My Grandmother and her first five children - Orillia summer of 1900.

My Grandmother and her first five children – Orillia summer of 1900.

Toronto. Many genealogists like me have been thrilled to track down and identify photographs. I have many going back to 1900. My dad used a Kodak Junior Six-20 he bought in the 1930s so I have pictures of my early years.

Once I began earning money in the 1950s, I used 35mm film and cut film.  For some negatives I made a print, but many others  exist as negatives only. I am busy scanning these negatives and adding key words while I can still remember details and dates. Of course all you need is the naked eye to see these prints and negatives!

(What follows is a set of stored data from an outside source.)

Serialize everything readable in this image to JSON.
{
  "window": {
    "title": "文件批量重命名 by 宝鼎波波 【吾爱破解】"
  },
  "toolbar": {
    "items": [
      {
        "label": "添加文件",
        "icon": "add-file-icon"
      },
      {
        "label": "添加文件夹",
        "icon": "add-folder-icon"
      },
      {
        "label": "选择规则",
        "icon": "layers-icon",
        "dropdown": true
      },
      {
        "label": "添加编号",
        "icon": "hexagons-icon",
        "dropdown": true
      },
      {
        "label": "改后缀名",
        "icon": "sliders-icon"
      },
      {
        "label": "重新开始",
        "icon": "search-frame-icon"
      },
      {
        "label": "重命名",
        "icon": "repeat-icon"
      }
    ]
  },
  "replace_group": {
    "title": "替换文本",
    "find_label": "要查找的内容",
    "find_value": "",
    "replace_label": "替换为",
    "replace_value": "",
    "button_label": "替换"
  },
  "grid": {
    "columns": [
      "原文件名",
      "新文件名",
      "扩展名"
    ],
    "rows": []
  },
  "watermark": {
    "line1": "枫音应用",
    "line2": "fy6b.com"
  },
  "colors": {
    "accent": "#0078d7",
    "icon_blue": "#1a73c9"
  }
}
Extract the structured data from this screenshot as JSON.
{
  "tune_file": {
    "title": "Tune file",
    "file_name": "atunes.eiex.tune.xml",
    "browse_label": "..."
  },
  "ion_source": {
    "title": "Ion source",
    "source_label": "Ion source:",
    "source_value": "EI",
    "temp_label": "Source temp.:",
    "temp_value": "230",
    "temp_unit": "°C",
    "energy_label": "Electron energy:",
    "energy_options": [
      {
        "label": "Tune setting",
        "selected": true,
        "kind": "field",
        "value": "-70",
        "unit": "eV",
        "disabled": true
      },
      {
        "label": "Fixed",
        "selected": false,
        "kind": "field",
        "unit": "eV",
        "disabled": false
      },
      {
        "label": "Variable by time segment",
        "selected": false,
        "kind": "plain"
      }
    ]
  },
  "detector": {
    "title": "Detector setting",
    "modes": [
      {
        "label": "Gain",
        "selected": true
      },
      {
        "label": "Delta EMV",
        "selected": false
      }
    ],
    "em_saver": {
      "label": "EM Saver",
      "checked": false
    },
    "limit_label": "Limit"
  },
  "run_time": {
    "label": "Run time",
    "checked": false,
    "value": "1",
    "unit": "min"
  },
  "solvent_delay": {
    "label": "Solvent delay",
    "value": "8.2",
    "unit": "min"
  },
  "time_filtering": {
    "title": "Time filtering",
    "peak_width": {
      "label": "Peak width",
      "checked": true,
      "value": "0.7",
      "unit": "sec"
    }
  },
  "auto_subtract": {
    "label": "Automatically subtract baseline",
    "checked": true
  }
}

While digitizing makes key wording and “developing” a snap compared to the old analogue processes, one cannot easily see the result – digital prints and negatives require software and hardware compatible with the original digital files. (My friend George Dunbar frequently pointed out that the down side of digital photography may be the difficulty in viewing images decades or centuries from now. He once mentioned printing all his important images at a local store.)

In early July, George sent me a note explaining he may have found a suitable solution. He discovered the web site “Recently” that offers a service converting digital images taken with a smart phone to a magazine format. Currently the magazine ships only to a US address, but the company plans to expand internationally late this year. Check it out, as they say on TV!